Saber como agir em caso de picada de escorpião é essencial para evitar complicações. A dor é imediata, intensa e pode evoluir rapidamente, o que exige atenção e atendimento médico o quanto antes.
De acordo com o médico Joelcy Tavares, que atua na emergência da Santa Casa de Limeira, se for possível e seguro, o ideal é identificar o animal. Capturar o escorpião ou tirar uma foto pode ajudar a equipe de saúde no diagnóstico. “O mais importante é procurar atendimento médico o mais rápido possível”, reforçou.
O que não fazer em caso de picada de escorpião
No entanto, algumas práticas como fazer torniquete, tentar sugar o veneno ou aplicar gelo e qualquer substância no local da picada devem ser evitadas.
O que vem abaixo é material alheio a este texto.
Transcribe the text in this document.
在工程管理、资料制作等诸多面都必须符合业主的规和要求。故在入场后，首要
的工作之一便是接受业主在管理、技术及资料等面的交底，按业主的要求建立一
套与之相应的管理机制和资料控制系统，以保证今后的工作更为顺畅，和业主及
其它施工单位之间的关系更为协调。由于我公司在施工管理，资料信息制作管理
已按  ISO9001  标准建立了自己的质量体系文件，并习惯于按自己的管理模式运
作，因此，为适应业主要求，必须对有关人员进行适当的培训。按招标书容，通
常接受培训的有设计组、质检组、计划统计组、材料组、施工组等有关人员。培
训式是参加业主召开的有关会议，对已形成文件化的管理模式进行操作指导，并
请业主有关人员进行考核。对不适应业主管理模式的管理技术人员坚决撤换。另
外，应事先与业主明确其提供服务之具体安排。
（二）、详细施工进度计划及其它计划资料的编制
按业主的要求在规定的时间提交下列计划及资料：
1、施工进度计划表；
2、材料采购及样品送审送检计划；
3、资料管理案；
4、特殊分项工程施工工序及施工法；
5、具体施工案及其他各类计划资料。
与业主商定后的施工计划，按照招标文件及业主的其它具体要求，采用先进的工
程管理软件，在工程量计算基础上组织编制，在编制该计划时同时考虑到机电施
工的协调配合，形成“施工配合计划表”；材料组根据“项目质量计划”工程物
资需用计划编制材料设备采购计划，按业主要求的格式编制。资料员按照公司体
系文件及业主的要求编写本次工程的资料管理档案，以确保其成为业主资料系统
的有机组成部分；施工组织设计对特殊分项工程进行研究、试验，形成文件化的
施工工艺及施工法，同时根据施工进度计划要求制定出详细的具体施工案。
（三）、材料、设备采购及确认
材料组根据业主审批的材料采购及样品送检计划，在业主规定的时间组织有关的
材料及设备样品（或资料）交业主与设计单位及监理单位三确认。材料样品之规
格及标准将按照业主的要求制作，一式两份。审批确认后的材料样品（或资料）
Essas medidas não impedem a ação da toxina e ainda podem agravar o quadro.
A automedicação também não é recomendada, nem mesmo para aliviar a dor.

(Governo do Estado de São Paulo)
Sintomas
Quando o escorpião não é visto, alguns sinais podem indicar a picada. Os mais comuns são dor intensa e vermelhidão, mas também podem surgir suor excessivo, náuseas e vômitos. Em situações mais graves, há risco de dificuldade para respirar e alterações cardíacas.
Crianças e idosos exigem atenção redobrada. “As crianças, por terem menor peso, podem apresentar manifestações mais intensas da toxina. Já os idosos, muitas vezes com comorbidades, têm maior risco de agravamento”, explica o médico.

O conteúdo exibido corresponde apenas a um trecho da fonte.